Just as we were enjoying our summer, Google went quietly about making some significant changes to its algorithm that heavily impacts local businesses. If you want to understand how to keep being “seen” in Google, these new changes must be adapted in your practice’s online marketing program.
First Change: Google Search Results Went Hybrid
This past year, when we used Google for an online search, the results would show paid advertising at the top or far right (which only 25% of people click on), with local search results shown next — listed in packs of 7 or 10 and accompanied by corresponding map markers starting with the letter “A,”, followed by organic (non-local) results. Google has now integrated organic and local search results together, which currently display on the search results page in varying ways — in packs of 3, 5 or 7 for example, depending on the search query. Search results are still formatted with paid advertising at the top or right under the map on the results page, but you’ll now see organic results listed BEFORE, and blended with, local search results. How does a business become listed in this new hybrid format and at the top of local search results? What we have learned is to focus on the following:
- It is crucial to have a custom-designed website that can be optimized (coded) down to the page with local search terms, specific relevant industry keywords (funeral, cremation, obituary.), and appropriate geographic regional terms.
- When choosing location keywords, check how close your business is to the center of the city. To do this, go to Google Maps (maps.google.com) and type in your city and state; e.g., Minneapolis MN. Google will then display a marker on the map with the letter “A” — where it considers the center of the city to be located. This letter “A” is what Google calls the “centroid.” The closer your business is to the this centroid, the more “votes” your local business listing receives toward being near the top of local search results for that city. With this approach, Google is attempting to make the search experience most relevant to the searcher’s query.
- Plentiful (five or more) positive online reviews help maintain good positioning in Google Local Search. Google purchased the Zagat review site and is now incorporating these reviews into Google local listings. Reviews are becoming increasingly important. Having reviews associated with your business listing is yet another key ranking factor and one of the many signals Google looks for.
Second Change: Google Changed Mobile Search
Estimates indicate that by 2014–2015, more searches for information will be conducted on mobile devices then on a computer. Google has already started to adapt to this change by integrating online reviews with local search results for mobile devices.
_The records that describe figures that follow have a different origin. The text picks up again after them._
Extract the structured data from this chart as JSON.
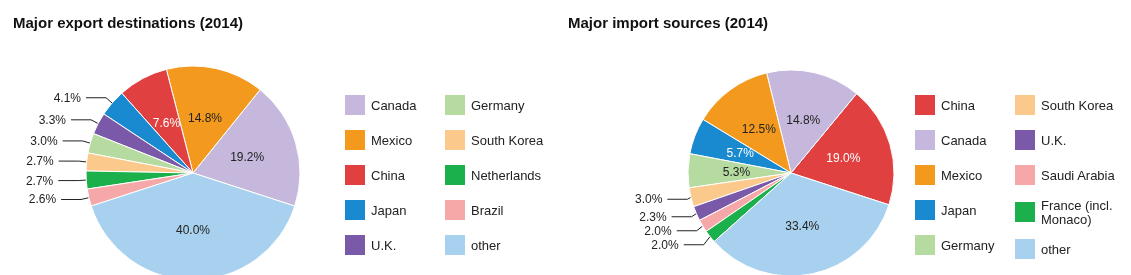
{
  "chart_data": [
    {
      "type": "pie",
      "title": "Major export destinations (2014)",
      "categories": [
        "Canada",
        "Mexico",
        "China",
        "Japan",
        "U.K.",
        "Germany",
        "South Korea",
        "Netherlands",
        "Brazil",
        "other"
      ],
      "values": [
        19.2,
        14.8,
        7.6,
        4.1,
        3.3,
        3.0,
        2.7,
        2.7,
        2.6,
        40.0
      ],
      "value_labels": [
        "19.2%",
        "14.8%",
        "7.6%",
        "4.1%",
        "3.3%",
        "3.0%",
        "2.7%",
        "2.7%",
        "2.6%",
        "40.0%"
      ],
      "colors": [
        "#c5b8dc",
        "#f39a1e",
        "#e0403f",
        "#1a8ad0",
        "#7a5aa8",
        "#b5dba0",
        "#fcc98c",
        "#1cb04c",
        "#f6a8a8",
        "#a7d1ee"
      ],
      "legend": "right"
    },
    {
      "type": "pie",
      "title": "Major import sources (2014)",
      "categories": [
        "China",
        "Canada",
        "Mexico",
        "Japan",
        "Germany",
        "South Korea",
        "U.K.",
        "Saudi Arabia",
        "France (incl. Monaco)",
        "other"
      ],
      "values": [
        19.0,
        14.8,
        12.5,
        5.7,
        5.3,
        3.0,
        2.3,
        2.0,
        2.0,
        33.4
      ],
      "value_labels": [
        "19.0%",
        "14.8%",
        "12.5%",
        "5.7%",
        "5.3%",
        "3.0%",
        "2.3%",
        "2.0%",
        "2.0%",
        "33.4%"
      ],
      "colors": [
        "#e0403f",
        "#c5b8dc",
        "#f39a1e",
        "#1a8ad0",
        "#b5dba0",
        "#fcc98c",
        "#7a5aa8",
        "#f6a8a8",
        "#1cb04c",
        "#a7d1ee"
      ],
      "legend": "right"
    }
  ]
}
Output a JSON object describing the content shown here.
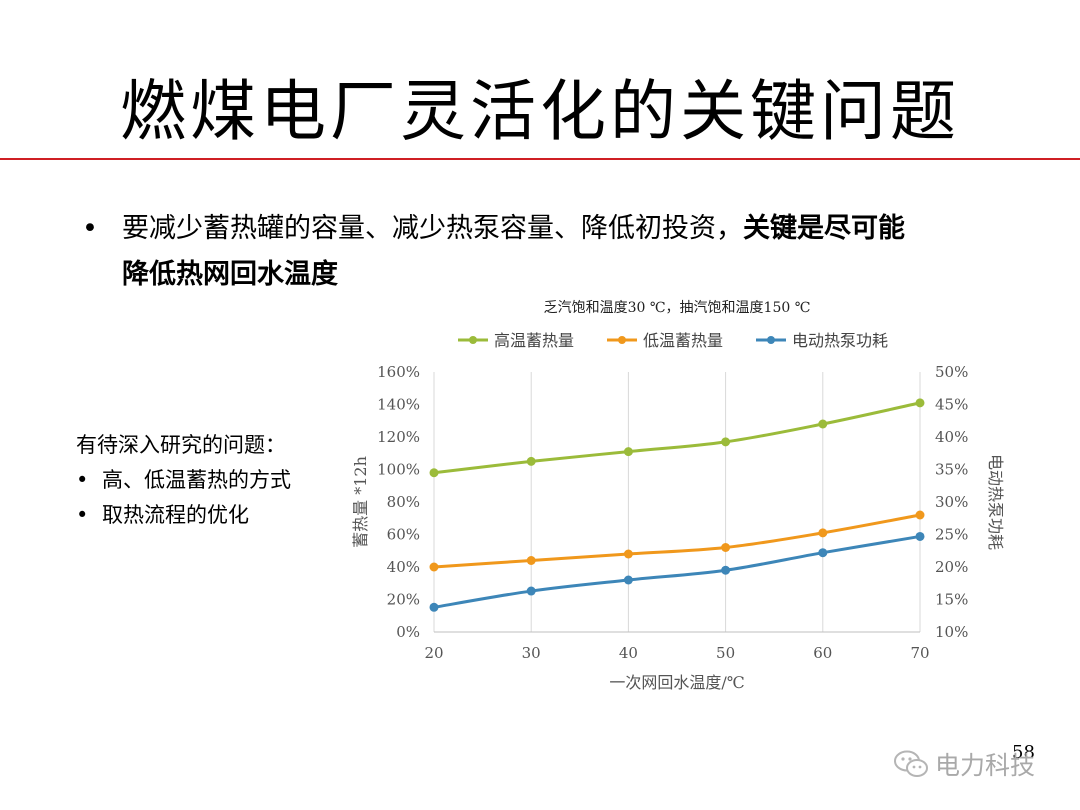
{
  "slide": {
    "title": "燃煤电厂灵活化的关键问题",
    "bullet_symbol": "•",
    "bullet_text_plain": "要减少蓄热罐的容量、减少热泵容量、降低初投资，",
    "bullet_text_bold_1": "关键是尽可能",
    "bullet_text_bold_2": "降低热网回水温度",
    "side_heading": "有待深入研究的问题：",
    "side_items": [
      "高、低温蓄热的方式",
      "取热流程的优化"
    ],
    "page_number": "58",
    "watermark": "电力科技"
  },
  "chart_data": {
    "type": "line",
    "title": "乏汽饱和温度30 ℃，抽汽饱和温度150 ℃",
    "xlabel": "一次网回水温度/℃",
    "ylabel_left": "蓄热量 *12h",
    "ylabel_right": "电动热泵功耗",
    "x": [
      20,
      30,
      40,
      50,
      60,
      70
    ],
    "x_tick_labels": [
      "20",
      "30",
      "40",
      "50",
      "60",
      "70"
    ],
    "ylim_left": [
      0,
      160
    ],
    "y_left_ticks": [
      "0%",
      "20%",
      "40%",
      "60%",
      "80%",
      "100%",
      "120%",
      "140%",
      "160%"
    ],
    "ylim_right": [
      10,
      50
    ],
    "y_right_ticks": [
      "10%",
      "15%",
      "20%",
      "25%",
      "30%",
      "35%",
      "40%",
      "45%",
      "50%"
    ],
    "grid": "vertical",
    "legend_position": "top",
    "series": [
      {
        "name": "高温蓄热量",
        "axis": "left",
        "color": "#9bbb3a",
        "values": [
          98,
          105,
          111,
          117,
          128,
          141
        ]
      },
      {
        "name": "低温蓄热量",
        "axis": "left",
        "color": "#f0981c",
        "values": [
          40,
          44,
          48,
          52,
          61,
          72
        ]
      },
      {
        "name": "电动热泵功耗",
        "axis": "right",
        "color": "#3d86b8",
        "values": [
          13.8,
          16.3,
          18.0,
          19.5,
          22.2,
          24.7
        ]
      }
    ]
  }
}
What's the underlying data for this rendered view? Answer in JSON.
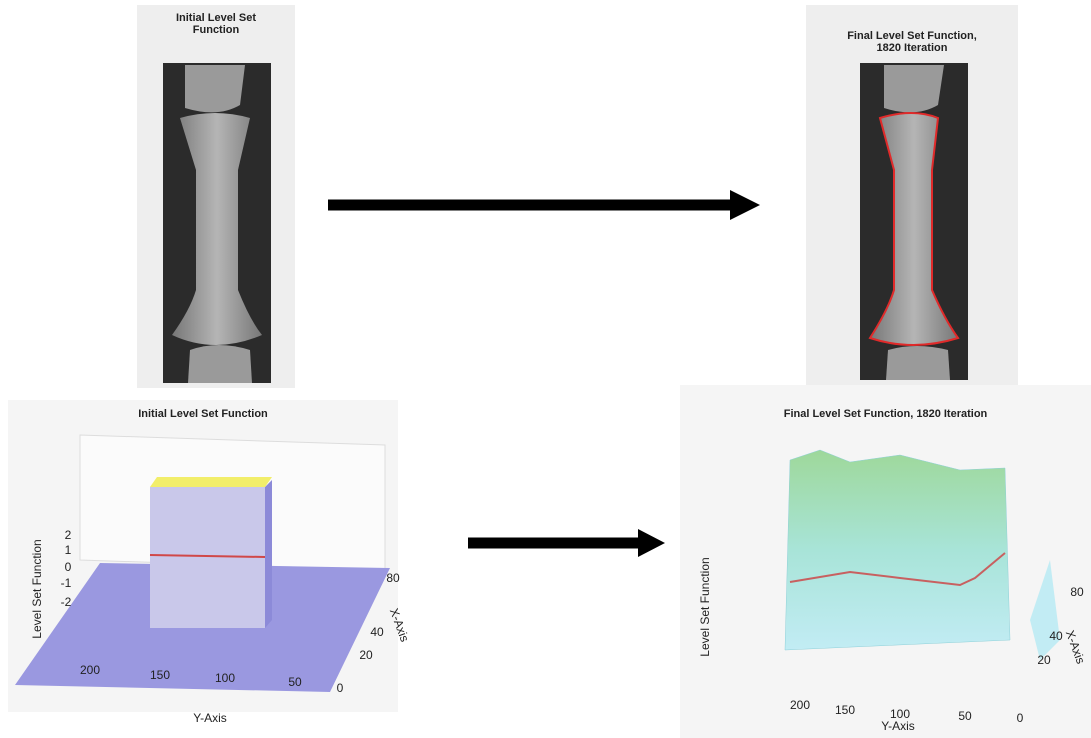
{
  "panels": [
    {
      "title": "Initial Level Set Function"
    },
    {
      "title": "Final Level Set Function, 1820 Iteration"
    }
  ],
  "plots": [
    {
      "title": "Initial Level Set Function",
      "z_label": "Level Set Function",
      "y_label": "Y-Axis",
      "x_label": "X-Axis",
      "z_ticks": [
        2,
        1,
        0,
        -1,
        -2
      ],
      "y_ticks": [
        200,
        150,
        100,
        50
      ],
      "x_ticks": [
        80,
        40,
        20,
        0
      ]
    },
    {
      "title": "Final Level Set Function, 1820 Iteration",
      "z_label": "Level Set Function",
      "y_label": "Y-Axis",
      "x_label": "X-Axis",
      "y_ticks": [
        200,
        150,
        100,
        50,
        0
      ],
      "x_ticks": [
        80,
        40,
        20
      ]
    }
  ]
}
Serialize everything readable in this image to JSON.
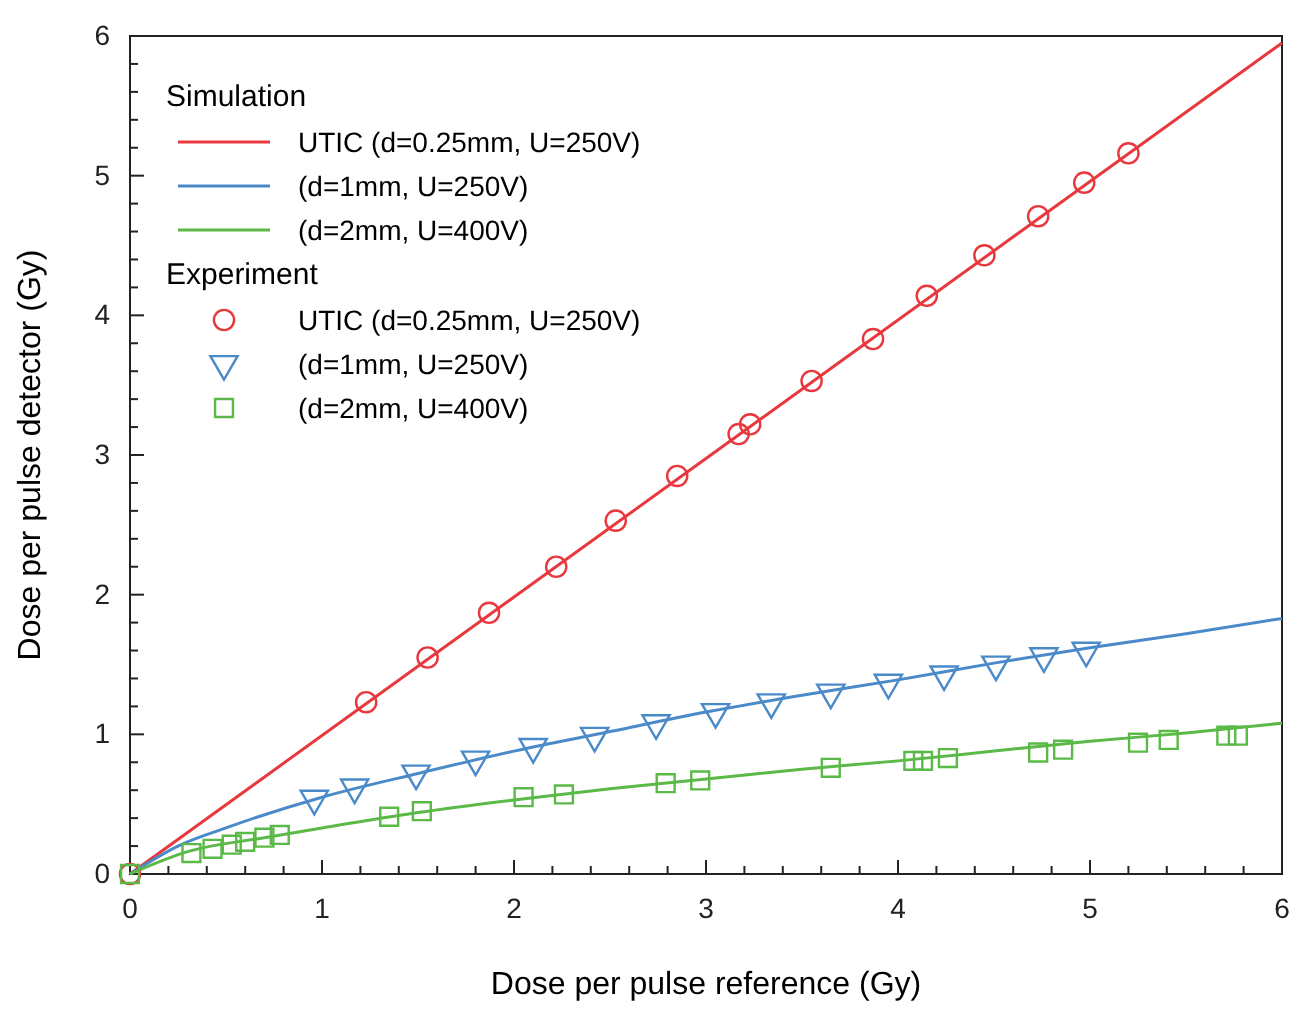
{
  "chart_data": {
    "type": "line",
    "xlabel": "Dose per pulse reference (Gy)",
    "ylabel": "Dose per pulse detector (Gy)",
    "legend_title": "Simulation",
    "annotations": [
      "Experiment"
    ],
    "xlim": [
      0,
      6
    ],
    "ylim": [
      0,
      6
    ],
    "xticks": [
      0,
      1,
      2,
      3,
      4,
      5,
      6
    ],
    "yticks": [
      0,
      1,
      2,
      3,
      4,
      5,
      6
    ],
    "grid": false,
    "legend": "top left",
    "series": [
      {
        "name": "UTIC (d=0.25mm, U=250V)",
        "color": "#e8383d",
        "marker": "none",
        "x": [
          0,
          6
        ],
        "values": [
          0,
          5.95
        ]
      },
      {
        "name": "(d=1mm, U=250V)",
        "color": "#4a8ac9",
        "marker": "none",
        "x": [
          0,
          0.25,
          0.5,
          1,
          1.5,
          2,
          2.5,
          3,
          3.5,
          4,
          4.5,
          5,
          5.5,
          6
        ],
        "values": [
          0,
          0.2,
          0.33,
          0.55,
          0.72,
          0.88,
          1.02,
          1.16,
          1.28,
          1.39,
          1.51,
          1.62,
          1.72,
          1.83
        ]
      },
      {
        "name": "(d=2mm, U=400V)",
        "color": "#5ab947",
        "marker": "none",
        "x": [
          0,
          0.3,
          0.7,
          1,
          1.5,
          2,
          2.5,
          3,
          3.5,
          4,
          4.5,
          5,
          5.5,
          6
        ],
        "values": [
          0,
          0.16,
          0.26,
          0.33,
          0.44,
          0.53,
          0.61,
          0.68,
          0.75,
          0.81,
          0.88,
          0.95,
          1.01,
          1.08
        ]
      },
      {
        "name": "UTIC (d=0.25mm, U=250V)",
        "type": "scatter",
        "color": "#e8383d",
        "marker": "circle",
        "x": [
          0,
          1.23,
          1.55,
          1.87,
          2.22,
          2.53,
          2.85,
          3.17,
          3.23,
          3.55,
          3.87,
          4.15,
          4.45,
          4.73,
          4.97,
          5.2
        ],
        "values": [
          0,
          1.23,
          1.55,
          1.87,
          2.2,
          2.53,
          2.85,
          3.15,
          3.22,
          3.53,
          3.83,
          4.14,
          4.43,
          4.71,
          4.95,
          5.16
        ]
      },
      {
        "name": "(d=1mm, U=250V)",
        "type": "scatter",
        "color": "#4a8ac9",
        "marker": "triangle",
        "x": [
          0.96,
          1.17,
          1.49,
          1.8,
          2.1,
          2.42,
          2.74,
          3.05,
          3.34,
          3.65,
          3.95,
          4.24,
          4.51,
          4.76,
          4.98
        ],
        "values": [
          0.54,
          0.62,
          0.72,
          0.82,
          0.91,
          0.99,
          1.08,
          1.16,
          1.23,
          1.3,
          1.37,
          1.43,
          1.5,
          1.56,
          1.6
        ]
      },
      {
        "name": "(d=2mm, U=400V)",
        "type": "scatter",
        "color": "#5ab947",
        "marker": "square",
        "x": [
          0,
          0.32,
          0.43,
          0.53,
          0.6,
          0.7,
          0.78,
          1.35,
          1.52,
          2.05,
          2.26,
          2.79,
          2.97,
          3.65,
          4.08,
          4.13,
          4.26,
          4.73,
          4.86,
          5.25,
          5.41,
          5.71,
          5.77
        ],
        "values": [
          0,
          0.15,
          0.18,
          0.21,
          0.23,
          0.26,
          0.28,
          0.41,
          0.45,
          0.55,
          0.57,
          0.65,
          0.67,
          0.76,
          0.81,
          0.81,
          0.83,
          0.87,
          0.89,
          0.94,
          0.96,
          0.99,
          0.99
        ]
      }
    ]
  }
}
To see how this works, pick up a smart phone and search for your town, state, and funeral homes (example: Maple Grove MN funeral homes). Google shows a list of search results for this query. When a searcher clicks on one of the businesses listed, Google sends the searcher to information that is from the Google+ Local pages, including associated reviews for this business listing.
Many funeral homes I have seen are struggling with online reviews, claiming their Google+ Local page, and actively monitoring and engaging with people in this format. However, Google just forced your hand from reluctance to action. If your business doesn’t take control of it’s local listing page, encourage positive reviews, and interact with your customers in this arena, then searchers will see whatever Google happens to display on this page. Whether it is accurate, positive, engaging, or not — searchers will make their decision on credibility based on what they view. What does your listing say about you? The first step is to claim your business listing at www.google.com/placesforbusiness.
Third Change: Google Merged Google Places, Google+, and Zagat
Google recently began changing Google Local listings to Google+ Local, meaning it’s in the process of merging the Google+ interface with Google Places/local search listings. In addition, Google has now integrated Zagat and it’s way of rating businesses. Reviews on Google formerly used a star rating from 1 to 5 stars. The rating system has now changed to Zagat’s method, which is based on a number system of 0 to 3 for individual reviews. Google takes these ratings, averages them, and then multiplies by 10 to arrive at an overall score.
These major changes are all happening at the same time. What does it mean for your business?
- Take the time to set up your Google+ page, since it also affects your Google+ Local area. Keep an eye on this area, as Google will continue making modifications as it rolls out the integration of these three platforms.
- Make sure you’ve chosen the most relevant category for your business listing, add any appropriate information as well as photos,, encourage positive reviews, and respond in a professional, educational fashion to negative reviews.
Finally, remember that your online marketing program is like driving a car. You need to know how to drive the car and fill it with gas, as well as know when to take it in for an oil change — but you’re not expected to build the car.